Un autre groupe dans lequel s’inscrivent Abū ʿUbayd, Ṯaʾlab, al-Azharī, ʿUzayy l-Ibn ʿAbbāss soutinrent que le Coran fut révélé en englobant sept langues parmi les langues des arabes. Lesquelles furent disséminées dans les versets du Coran mais sans qu’il soit donné au lecteur de faire un choix (entre elles). D’autre part, ils dirent tout comme l’autre groupe, que ces sept langues furent abrogées. Néanmoins, le désaccord entre les deux groupes se situe sur le fait que les premiers soutiennent que le lecteur pouvait pour un seul terme choisir une lecture en particulier. Tandis que les autres disent que des vocables issus de ces langues sont disséminés dans le Coran, et ce, de manière déterminée, et non pas en donnant la possibilité au lecteur d’effectuer une sélection, comme l’explicita Abū Hureira lorsqu’il dit : « Je n’ai jamais entendu le terme sikkīn si ce n’est dans la parole du Très-Haut « wa ʾ ātat kullu wāḥidatin min-hunna sikkīnna », en effet nous n’employions que le terme « al-mudia ». Dans le saḥīḥ de Buẖārī, (ce dernier dit) : il (le terme sikkīn ) ne fut employé que par le Prophète ; lors de la narration du jugement rendu par Sulaymān entre deux femmes, lorsqu’il dit « apportez-moi un couteau (sikkīn), afin que je le (l’enfant) partage entre vous deux ( Acte d’intimidation de la part de Sulaymān pour savoir à qui appartenait l’enfant) ». Mais cette réponse ne correspond pas à la teneur du hadith qui suggère l’extension, et d’un point de vue du nombre elle ne correspond pas non plus, car les véritables savants ont indiqué que de nombreux termes dans le Coran proviennent des langues des tribus arabes. Ṣuyūṭī, d’après Abū Bakr al-Wāsiṭī les délimite à cinquante langues.

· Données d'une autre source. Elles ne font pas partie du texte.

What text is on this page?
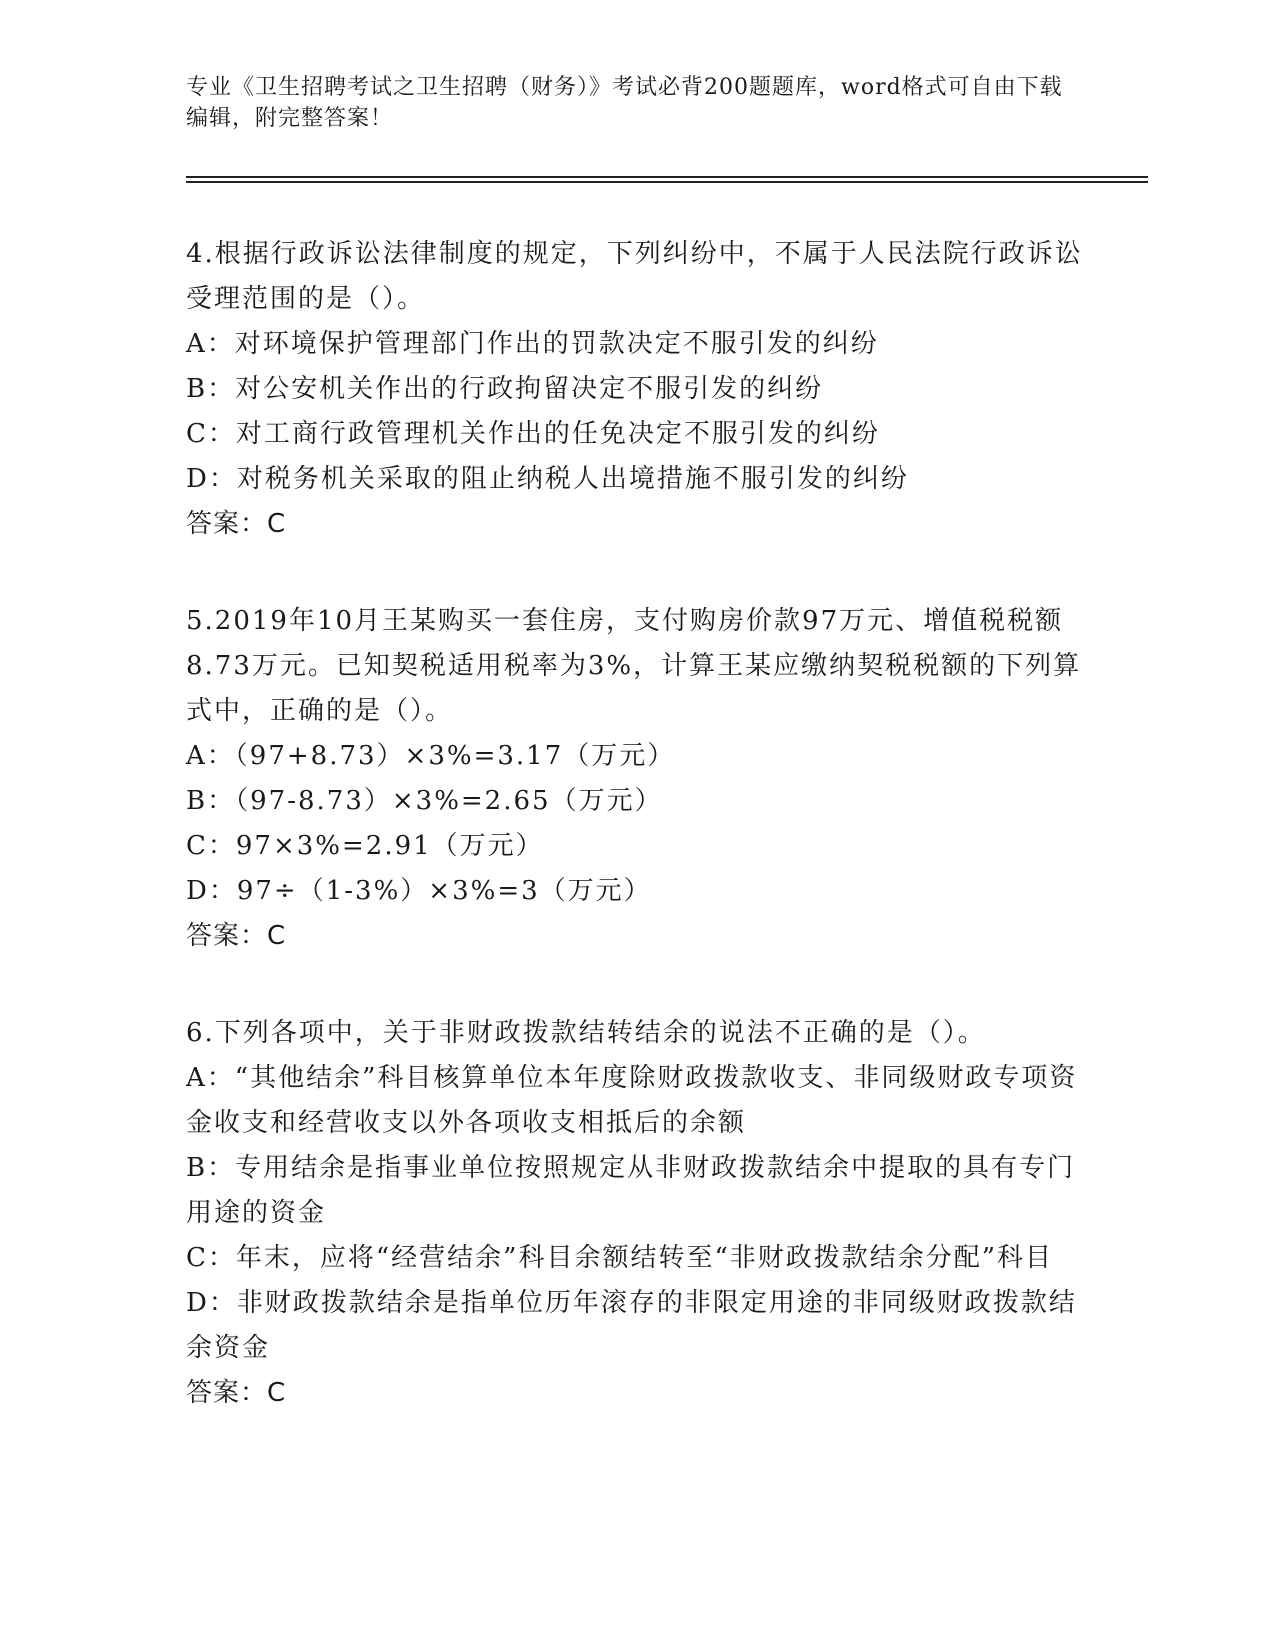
专业《卫生招聘考试之卫生招聘（财务）》考试必背200题题库，word格式可自由下载编辑，附完整答案！
4.根据行政诉讼法律制度的规定，下列纠纷中，不属于人民法院行政诉讼受理范围的是（）。
A：对环境保护管理部门作出的罚款决定不服引发的纠纷
B：对公安机关作出的行政拘留决定不服引发的纠纷
C：对工商行政管理机关作出的任免决定不服引发的纠纷
D：对税务机关采取的阻止纳税人出境措施不服引发的纠纷
答案：C
5.2019年10月王某购买一套住房，支付购房价款97万元、增值税税额8.73万元。已知契税适用税率为3%，计算王某应缴纳契税税额的下列算式中，正确的是（）。
A：（97+8.73）×3%=3.17（万元）
B：（97-8.73）×3%=2.65（万元）
C：97×3%=2.91（万元）
D：97÷（1-3%）×3%=3（万元）
答案：C
6.下列各项中，关于非财政拨款结转结余的说法不正确的是（）。
A：“其他结余”科目核算单位本年度除财政拨款收支、非同级财政专项资金收支和经营收支以外各项收支相抵后的余额
B：专用结余是指事业单位按照规定从非财政拨款结余中提取的具有专门用途的资金
C：年末，应将“经营结余”科目余额结转至“非财政拨款结余分配”科目
D：非财政拨款结余是指单位历年滚存的非限定用途的非同级财政拨款结余资金
答案：C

Un autre groupe est d’avis que l’objectif voulu par les modes (aḥruf), est les idiomes des arabes, dont les modalités de prononciations diffèrent : telles que la désinence casuelle (fatḥa), l’inclination, le prolongement de lettres ou la réduction de celles-ci, l’affirmation de la hamza nette ou atténuée, devant être compris comme une dérogation accordée aux arabes tout en préservant les vocables du Coran. Cet avis, est le meilleur des avis relatés. Il y a bien d’autres réponses, mais qui sont inconsistantes, et auxquelles le savant n’a pas à y faire halte. Enfin, certains savants ont pu en recensés trente cinq.

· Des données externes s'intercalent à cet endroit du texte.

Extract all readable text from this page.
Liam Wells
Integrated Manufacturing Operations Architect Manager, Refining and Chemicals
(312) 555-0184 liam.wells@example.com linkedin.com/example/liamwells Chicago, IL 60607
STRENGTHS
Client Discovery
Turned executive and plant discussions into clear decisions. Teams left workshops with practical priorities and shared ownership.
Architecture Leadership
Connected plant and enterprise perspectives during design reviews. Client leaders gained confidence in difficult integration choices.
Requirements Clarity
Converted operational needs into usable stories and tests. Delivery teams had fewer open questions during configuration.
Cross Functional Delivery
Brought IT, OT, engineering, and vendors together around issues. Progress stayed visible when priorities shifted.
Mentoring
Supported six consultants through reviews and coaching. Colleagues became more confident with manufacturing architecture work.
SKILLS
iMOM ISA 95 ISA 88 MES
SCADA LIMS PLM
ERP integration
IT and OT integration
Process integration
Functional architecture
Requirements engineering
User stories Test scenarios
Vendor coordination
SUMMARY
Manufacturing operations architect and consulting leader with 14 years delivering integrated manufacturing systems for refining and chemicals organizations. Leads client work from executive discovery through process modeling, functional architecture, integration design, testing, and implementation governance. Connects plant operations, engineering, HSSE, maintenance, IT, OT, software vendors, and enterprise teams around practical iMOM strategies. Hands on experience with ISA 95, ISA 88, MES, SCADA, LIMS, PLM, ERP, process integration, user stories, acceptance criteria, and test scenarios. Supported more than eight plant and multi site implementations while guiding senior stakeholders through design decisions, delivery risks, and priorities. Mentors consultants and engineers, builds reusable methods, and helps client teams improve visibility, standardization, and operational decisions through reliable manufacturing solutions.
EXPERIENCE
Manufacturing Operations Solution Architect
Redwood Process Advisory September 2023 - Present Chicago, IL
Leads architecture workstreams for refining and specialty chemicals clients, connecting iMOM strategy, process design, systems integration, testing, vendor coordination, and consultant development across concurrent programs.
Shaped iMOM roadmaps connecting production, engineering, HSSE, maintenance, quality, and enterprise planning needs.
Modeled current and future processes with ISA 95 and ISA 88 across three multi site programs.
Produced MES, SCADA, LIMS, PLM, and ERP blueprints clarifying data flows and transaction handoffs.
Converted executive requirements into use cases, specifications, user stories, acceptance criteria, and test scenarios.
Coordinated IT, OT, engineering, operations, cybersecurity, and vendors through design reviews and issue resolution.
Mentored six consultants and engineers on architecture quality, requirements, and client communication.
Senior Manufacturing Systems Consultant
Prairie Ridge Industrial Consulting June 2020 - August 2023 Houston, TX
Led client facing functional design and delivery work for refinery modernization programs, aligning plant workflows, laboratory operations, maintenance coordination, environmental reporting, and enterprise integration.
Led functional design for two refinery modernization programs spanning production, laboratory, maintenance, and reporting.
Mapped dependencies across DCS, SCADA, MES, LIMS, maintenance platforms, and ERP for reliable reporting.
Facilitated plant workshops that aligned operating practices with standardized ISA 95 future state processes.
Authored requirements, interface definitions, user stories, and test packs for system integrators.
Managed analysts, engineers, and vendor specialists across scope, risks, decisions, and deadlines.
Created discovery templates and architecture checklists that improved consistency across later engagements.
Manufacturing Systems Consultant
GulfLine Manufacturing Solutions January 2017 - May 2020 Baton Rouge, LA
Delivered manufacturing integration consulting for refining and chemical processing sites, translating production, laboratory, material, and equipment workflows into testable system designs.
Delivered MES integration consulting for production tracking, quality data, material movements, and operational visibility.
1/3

En ce qui me concerne, je dirais que si le rapporteur du hadith de ʾUmar et Hišām Ibn Ḥakīm, fut parfaitement limpide quant à la volonté des propos tenu par ‘Umar, entendant par là, que le rapporteur n’a pas juste transmis le hadith approximativement sans en signifier l’objectif, je dirais alors qu’il est probable que le hadith indique l’ordre des versets des sourates. Ainsi, Hišām aurait lu la sourate « al-Furqāne » selon un ordre différent de ‘Umar. Ce serait donc une dérogation pour eux afin qu’ils apprennent les sourates du Coran sans désignation de l’ordre des versets d’une sourate. Al-Bāqillānī, comme cela sera vu dans la huitième introduction, a mentionné l’éventualité que l’ordre des sourates, pouvait être imputé à un effort de réflexion des compagnons. Par conséquent, en se référant à l’avis ici relaté, il s’agirait donc d’une dérogation. De plus, les gens cherchèrent à faire correspondre leurs lectures respectives avec celle du Messager de Dieu, jusqu’à que l’ordre de la consignation du temps d’Abū Bakr correspondit à la lecture finale que le Prophète fit (à Ǧibrīl). En définitive, les compagnons furent unanimes sur ce point du temps d’Abū Bakr parce qu’ils savaient que la cause justifiant la dérogation n’avait plus lieu d’être.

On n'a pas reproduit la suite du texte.